TESDA, ILO tap 2,000 scholars from poorest provinces

19 October 2011

A total of 2,000 youths from four of the country's poorest provinces will have the chance to move from idleness into the world of work.

In store for them are free training on the course of their choice, stipend and opportunities for employment or a business of their own under the joint program of the Technical Education and Skills Development Authority (TESDA) and the International Labor Organization (ILO).

Dubbed as “Alternatives to Migration:  Decent Jobs for Filipino Youth,” a labor market-responsive technical vocational skills training for disadvantaged youth, the program is expected to benefit 500 youth each from the provinces of Masbate, Antique, Agusan del Sur and Maguindanao.

The first batch of 940 youths has been training since September, and the second batch is being readied for this month. 

After the classroom sessions, the students will undergo hands-on on-the-job-training with select companies through an apprenticeship program.  They are expected to complete the program on or before end of May 2012.

“Jobs and the urgent need to provide them are high in the priority list in the government's development agenda in the Philippines as it is the same case in other countries where youth employment scenarios are near-crisis level,” TESDA Director General Joel Villanueva said.

“We need to give them the chance to move from idleness and get them into the world of work.
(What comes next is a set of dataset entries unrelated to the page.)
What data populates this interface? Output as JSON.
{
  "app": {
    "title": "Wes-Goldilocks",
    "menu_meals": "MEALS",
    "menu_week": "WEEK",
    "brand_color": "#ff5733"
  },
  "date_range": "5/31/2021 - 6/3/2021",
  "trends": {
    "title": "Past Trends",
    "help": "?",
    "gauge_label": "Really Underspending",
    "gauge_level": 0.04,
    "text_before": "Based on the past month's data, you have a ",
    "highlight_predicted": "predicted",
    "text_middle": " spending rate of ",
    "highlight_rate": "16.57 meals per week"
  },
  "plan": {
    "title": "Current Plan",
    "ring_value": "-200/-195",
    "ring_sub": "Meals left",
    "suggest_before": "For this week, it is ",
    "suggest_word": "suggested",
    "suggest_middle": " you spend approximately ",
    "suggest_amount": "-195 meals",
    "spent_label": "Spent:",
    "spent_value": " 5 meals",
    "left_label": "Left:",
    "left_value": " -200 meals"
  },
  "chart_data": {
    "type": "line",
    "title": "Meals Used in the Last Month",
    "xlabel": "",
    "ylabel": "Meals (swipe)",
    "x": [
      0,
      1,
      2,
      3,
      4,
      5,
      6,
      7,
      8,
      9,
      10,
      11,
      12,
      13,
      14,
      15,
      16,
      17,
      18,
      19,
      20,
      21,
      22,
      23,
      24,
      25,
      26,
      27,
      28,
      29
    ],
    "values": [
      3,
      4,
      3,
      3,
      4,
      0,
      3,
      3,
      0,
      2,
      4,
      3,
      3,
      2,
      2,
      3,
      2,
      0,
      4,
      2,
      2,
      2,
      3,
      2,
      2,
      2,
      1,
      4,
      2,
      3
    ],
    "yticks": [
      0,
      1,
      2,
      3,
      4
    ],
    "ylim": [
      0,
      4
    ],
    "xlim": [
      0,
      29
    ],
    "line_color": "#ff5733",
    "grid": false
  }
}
To be idle is an appalling waste of resources as well as a personal tragedy for many people,” he added.

The scholarships are made possible with the P20-million commitment of the ILO for the implementation of the Millennium Development Goals Achievement Fund (MDG-F) Joint Programme on Youth, Employment and Migration (YEM).
The program will also have a gender-sensitivity component, which will require TESDA to reproduce gender-sensitive modules and training materials, including training tools on sexually-transmitted infections and HIV/ AIDS, and roll out the developed curriculum among TVET trainers.

For the first batch of training, a total of 250 scholars were selected from Maguindanao; 250 from Antique; 190 from Masbate; and, 250 from Agusan.

Some P8.3 million has been allocated to cover the cost of scholarship.

Among the popular courses chosen by the scholars are the computer hardware, driving, shielded metal arc welding, dressmaking, commercial cooking, food and beverage servicing, plumbing, masonry, and motorcycle servicing.

Within one year after the completion of the training, Villanueva hopes that 1,100 of the graduates or 55 percent will find employment.

“Training the youth is only half the work done, helping them find employment or engage into livelihood activities of their own is the ideal scenario, thus, the government should find better ways to target skills training to the very best jobs available,” Villanueva said.

The TESDA chief said he also hopes that the TESDA-ILO project could reach more poor provinces in the future to open up opportunities for them through technical-vocational training, and boost job creation in the countryside.